Gesellt sich ein Krampfanfall – ev. mit nachfolgender Atempause und Koma – zu einer Präeklampsie, spricht man von einer Eklampsie. Das ist auch für das Kind gefährlich, weil dadurch eine vorzeitige Plazentalösung und damit ein Sauerstoffmangel ausgelöst werden kann. Ein bedrohliches Ereignis, das – nach Stabilisierung des Zustandes – eine ehebaldige Entbindung erfordert (meist per Kaiserschnitt). Die Gabe von Magnesiumsulfat bei einer schweren Präeklampsie kann einer Eklampsie vorbeugen.

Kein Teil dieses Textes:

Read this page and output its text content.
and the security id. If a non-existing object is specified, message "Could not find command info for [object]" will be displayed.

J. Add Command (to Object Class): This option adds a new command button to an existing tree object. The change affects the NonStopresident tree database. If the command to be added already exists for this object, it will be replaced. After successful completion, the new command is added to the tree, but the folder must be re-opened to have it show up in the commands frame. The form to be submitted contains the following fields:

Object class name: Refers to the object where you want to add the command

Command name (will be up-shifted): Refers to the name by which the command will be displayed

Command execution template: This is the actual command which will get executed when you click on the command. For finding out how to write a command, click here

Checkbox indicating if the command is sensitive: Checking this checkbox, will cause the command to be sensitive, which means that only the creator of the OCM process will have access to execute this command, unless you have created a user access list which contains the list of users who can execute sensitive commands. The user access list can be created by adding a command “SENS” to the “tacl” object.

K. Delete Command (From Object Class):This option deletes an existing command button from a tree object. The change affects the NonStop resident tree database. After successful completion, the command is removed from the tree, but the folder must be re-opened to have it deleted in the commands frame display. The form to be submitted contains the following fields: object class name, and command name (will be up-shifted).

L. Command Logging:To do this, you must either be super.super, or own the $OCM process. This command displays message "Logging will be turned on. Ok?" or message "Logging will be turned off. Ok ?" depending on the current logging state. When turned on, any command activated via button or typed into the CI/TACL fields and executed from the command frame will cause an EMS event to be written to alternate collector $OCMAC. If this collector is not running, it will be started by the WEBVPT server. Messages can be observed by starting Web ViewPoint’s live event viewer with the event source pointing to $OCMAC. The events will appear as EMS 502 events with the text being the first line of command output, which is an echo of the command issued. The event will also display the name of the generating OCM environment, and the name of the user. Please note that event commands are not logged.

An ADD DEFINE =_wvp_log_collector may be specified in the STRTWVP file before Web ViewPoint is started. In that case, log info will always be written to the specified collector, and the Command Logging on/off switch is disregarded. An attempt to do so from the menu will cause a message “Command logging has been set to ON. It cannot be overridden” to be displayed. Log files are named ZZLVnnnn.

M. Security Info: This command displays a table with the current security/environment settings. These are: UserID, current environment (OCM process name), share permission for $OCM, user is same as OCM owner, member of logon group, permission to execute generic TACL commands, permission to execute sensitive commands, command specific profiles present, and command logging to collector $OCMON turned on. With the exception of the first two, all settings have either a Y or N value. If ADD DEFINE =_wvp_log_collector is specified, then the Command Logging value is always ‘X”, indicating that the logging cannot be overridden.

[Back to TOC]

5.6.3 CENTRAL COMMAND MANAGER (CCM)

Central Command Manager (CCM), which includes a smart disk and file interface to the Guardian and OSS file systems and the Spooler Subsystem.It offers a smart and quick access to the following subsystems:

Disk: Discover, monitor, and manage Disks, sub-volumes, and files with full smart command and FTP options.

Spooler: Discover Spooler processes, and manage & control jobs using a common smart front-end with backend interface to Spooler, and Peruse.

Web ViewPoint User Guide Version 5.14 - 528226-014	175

Eine lebensgefährliche, u.U. hochakut verlaufende, aber nicht immer leicht zu erkennende Variante der Präeklampsie ist das HELLP-Syndrom. Hierbei steht H für haemolysis (Hämolyse, Abbau roter Blutkörperchen), E und L für elevated liver enzymes (erhöhte Leberwerte), L und P für low plates (verminderte Thrombozytenzahl). Weitere damit verbundene Symptome sind Bauchschmerzen auf der rechten Seite und Übelkeit, aber ebenso ein arges Krankheitsgefühl, Augenflimmern, Doppelbilder und Lichtempfindlichkeit. Auch hier ist eine Beendigung der Schwangerschaft Mittel der Wahl.

Da eine Präeklampsie Gesundheit und Leben von Mutter (z.B. Gehirnblutung, Arterienverschluss, Leberruptur, Nierenversagen) und Kind (erhöhte Rate an Früh- und Totgeburten) bedroht, beinhalten die im Mutter-Kind-Pass vorgeschriebenen Untersuchungen Blutdruck- und Blutbildkontrollen sowie Harntests, um bei Entwicklung der Erkrankung rechtzeitig therapeutische Schritte setzen zu können. Aufschluss über Vorzeichen einer Präeklampsie gibt auch ein Doppler-Ultraschall der Gebärmutterarterien, die vor Auftreten der Krankheit eine Erhöhung des Widerstands bei Messung der Blutflussgeschwindigkeit zeigen. Eine möglichst frühe Verabreichung niedriger Dosen von Acetylsalicylsäure (ASS) kann das Risiko einer Präeklampsie verringern.